Jesus on Extasy's comeback was no easy feat. After leaving the band in 2011, singer Dorian Deveraux left his brother Chai alone at the helm of a project that ultimately disappeared in 2014... For good? Dorian resurfaced in 2020 with FTANNG (review), but above all, Jesus On Extasy was supposed to tour with KMFDM in 2022, heralding an imminent return to action! Except that in the meantime, a pandemic caused the tour to be canceled and postponed a comeback that we were still hoping for in 2023 with the release of the single Wide Awake... In the end, we had to wait a little longer for Jesus on Extasy, now led by Dorian without his brother, to finally release Between Despair and Disbelief. It “only” took a few traumatic events (a painful breakup, a pandemic, etc.) to get them back on track!
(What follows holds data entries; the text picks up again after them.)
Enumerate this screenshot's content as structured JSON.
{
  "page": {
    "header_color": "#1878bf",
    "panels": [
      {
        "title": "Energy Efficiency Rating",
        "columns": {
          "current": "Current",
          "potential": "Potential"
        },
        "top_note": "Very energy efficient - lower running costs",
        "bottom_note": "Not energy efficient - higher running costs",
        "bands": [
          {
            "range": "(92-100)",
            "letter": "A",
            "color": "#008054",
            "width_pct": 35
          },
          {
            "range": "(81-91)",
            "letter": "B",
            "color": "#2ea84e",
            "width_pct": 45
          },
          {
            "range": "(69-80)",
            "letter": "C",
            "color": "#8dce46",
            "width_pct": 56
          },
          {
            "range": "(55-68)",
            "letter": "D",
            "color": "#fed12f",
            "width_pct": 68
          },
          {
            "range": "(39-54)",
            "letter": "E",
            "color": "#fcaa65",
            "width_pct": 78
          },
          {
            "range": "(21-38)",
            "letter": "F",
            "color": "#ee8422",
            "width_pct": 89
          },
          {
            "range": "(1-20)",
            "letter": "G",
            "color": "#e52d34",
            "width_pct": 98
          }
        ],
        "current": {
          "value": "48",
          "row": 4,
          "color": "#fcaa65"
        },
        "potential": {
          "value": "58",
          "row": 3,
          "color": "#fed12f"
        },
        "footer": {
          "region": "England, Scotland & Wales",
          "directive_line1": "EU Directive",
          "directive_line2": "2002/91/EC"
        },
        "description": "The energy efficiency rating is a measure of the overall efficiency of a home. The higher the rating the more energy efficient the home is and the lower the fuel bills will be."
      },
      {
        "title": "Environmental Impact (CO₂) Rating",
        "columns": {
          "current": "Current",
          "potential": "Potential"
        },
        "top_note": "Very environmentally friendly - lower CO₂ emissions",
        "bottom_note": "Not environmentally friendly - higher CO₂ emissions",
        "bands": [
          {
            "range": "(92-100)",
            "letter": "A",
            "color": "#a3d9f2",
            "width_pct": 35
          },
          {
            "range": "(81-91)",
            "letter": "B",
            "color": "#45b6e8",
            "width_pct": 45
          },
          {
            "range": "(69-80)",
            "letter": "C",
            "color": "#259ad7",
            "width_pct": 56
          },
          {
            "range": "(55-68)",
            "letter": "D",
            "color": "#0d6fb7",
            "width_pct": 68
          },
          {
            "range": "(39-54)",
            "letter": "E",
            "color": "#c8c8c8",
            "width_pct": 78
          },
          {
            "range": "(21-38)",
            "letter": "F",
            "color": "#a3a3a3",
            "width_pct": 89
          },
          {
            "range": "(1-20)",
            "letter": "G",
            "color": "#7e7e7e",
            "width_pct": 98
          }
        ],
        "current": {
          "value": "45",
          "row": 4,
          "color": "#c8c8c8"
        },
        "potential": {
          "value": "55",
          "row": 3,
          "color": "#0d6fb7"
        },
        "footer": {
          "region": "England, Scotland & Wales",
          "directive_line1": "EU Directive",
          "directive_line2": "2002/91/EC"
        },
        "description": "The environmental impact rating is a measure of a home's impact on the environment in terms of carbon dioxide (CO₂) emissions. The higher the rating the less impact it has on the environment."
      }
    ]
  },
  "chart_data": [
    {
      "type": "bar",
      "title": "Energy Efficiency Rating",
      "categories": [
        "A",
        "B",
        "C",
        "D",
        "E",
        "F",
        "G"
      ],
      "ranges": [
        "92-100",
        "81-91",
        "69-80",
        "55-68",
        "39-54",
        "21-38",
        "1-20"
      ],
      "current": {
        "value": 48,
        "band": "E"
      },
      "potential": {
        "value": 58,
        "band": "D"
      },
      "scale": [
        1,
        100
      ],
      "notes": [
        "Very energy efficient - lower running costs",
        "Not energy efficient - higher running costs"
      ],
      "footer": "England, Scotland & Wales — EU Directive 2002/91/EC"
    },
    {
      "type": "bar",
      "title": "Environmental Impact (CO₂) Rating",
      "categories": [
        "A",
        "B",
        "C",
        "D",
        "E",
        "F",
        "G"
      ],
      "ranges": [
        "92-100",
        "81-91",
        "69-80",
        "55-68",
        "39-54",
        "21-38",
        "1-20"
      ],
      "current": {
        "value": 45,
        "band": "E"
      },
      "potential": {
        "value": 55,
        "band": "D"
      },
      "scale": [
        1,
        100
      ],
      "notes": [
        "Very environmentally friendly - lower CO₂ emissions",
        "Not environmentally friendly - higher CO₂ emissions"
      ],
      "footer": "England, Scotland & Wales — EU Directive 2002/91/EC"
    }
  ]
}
Given the context surrounding the release of this new album, it comes as no surprise that the industrial rock band has taken a heavier approach. Ghosts sets the scene with restraint: a melancholic introduction that leaves threatening clouds hanging without letting them fully explode, this first track plunges us into a world that is falling apart, an intimate apocalypse to which Dorian Deveraux lends his sensitive and sincere vocals, whereas the German industrial rock and metal scene often tends to overplay deep, martial voices or theatrical excesses. Here, it's all about nuance, between a poisonous groove and torments dissected by machines.
The comparison cannot wait any longer: obviously, Jesus on Extasy listened to Nine Inch Nails. If you've ever heard the song Suck, you know where their name comes from... and even the artwork for Between Despair and Disbelief echoes the mysterious abstract textures of Trent Reznor's band's album covers, evocative of unsanitary ruins! This is reflected in the music, with its raw tone, raw emotions, and emphasis on the organic and personal, while the biting guitars are accompanied by colder, more modern synths. Jesus on Extasy has gained in intensity but is also danceable, combining obvious 90s references (we can also sometimes guess the shadow of Marilyn Manson in the vocals of Days Gone By or the gloomy A Hard Goodbye, for example, with its ghostly piano and delectable atmosphere) with a more modern, catchy, head-on approach. While this album is haunted by a tormented soul, it is nonetheless a succession of immediately catchy tracks.
Throughout the album, Jesus On Extasy seems to play with our nerves, regularly teasing despair and ultimately delivering a few cathartic explosions of rage. When they occur, with the hard-hitting choruses of the singles Soul Crusher and Somewhat Happy and its apocalyptic drums, the band reveals a previously unseen viciousness: we danced, we lamented in our corner, but now we're getting our teeth knocked out. Each passage works all the better because Jesus On Extasy varies the pleasures and allows for moments of respite within its songs, as in Something Far Away, whose hushed darkness explodes into a hopeful chorus with bittersweet pop accents.
In this highly sensitive blend of introspective laments, spectral electronics, and relentless riffs, Jesus On Extasy sometimes reminds us of the work of French artist Kloahk, another heir to Reznor, Numan, and company, who also masters this unique combination of poetry, intimacy, and irresistible formulas. The machines are at the service of emotions, with the spirit imposing itself on the mechanics. In this respect, the album's conclusion, Will It Ever Stop, is a masterful synthesis that once again seems to draw on NIN and The Background World, the best track composed by Reznor in the last twenty years or so, giving Between Despair and Disbelief a grand finale, a whirlwind of textures and emotions.
Jesus on Extasy manages to keep us on a constant edge, creating tension at every moment, a constant threat to fluctuating energies. It's also an album for feeling good by feeling bad, reopening old wounds that haven't yet healed and letting yourself be carried away by your destructive impulses. We dance to our failures, our vanity, and our inevitable end. It's no coincidence that the track that gives the album its title serves as an introduction to The End of Everything, another unstoppable chorus and a surprising solo that dies away in Deveraux's seductive and disturbing whispers: the world is coming to an end, but let's see this timely return of Jesus On Extasy as a positive side effect... unless we need to reverse the causal link between the two!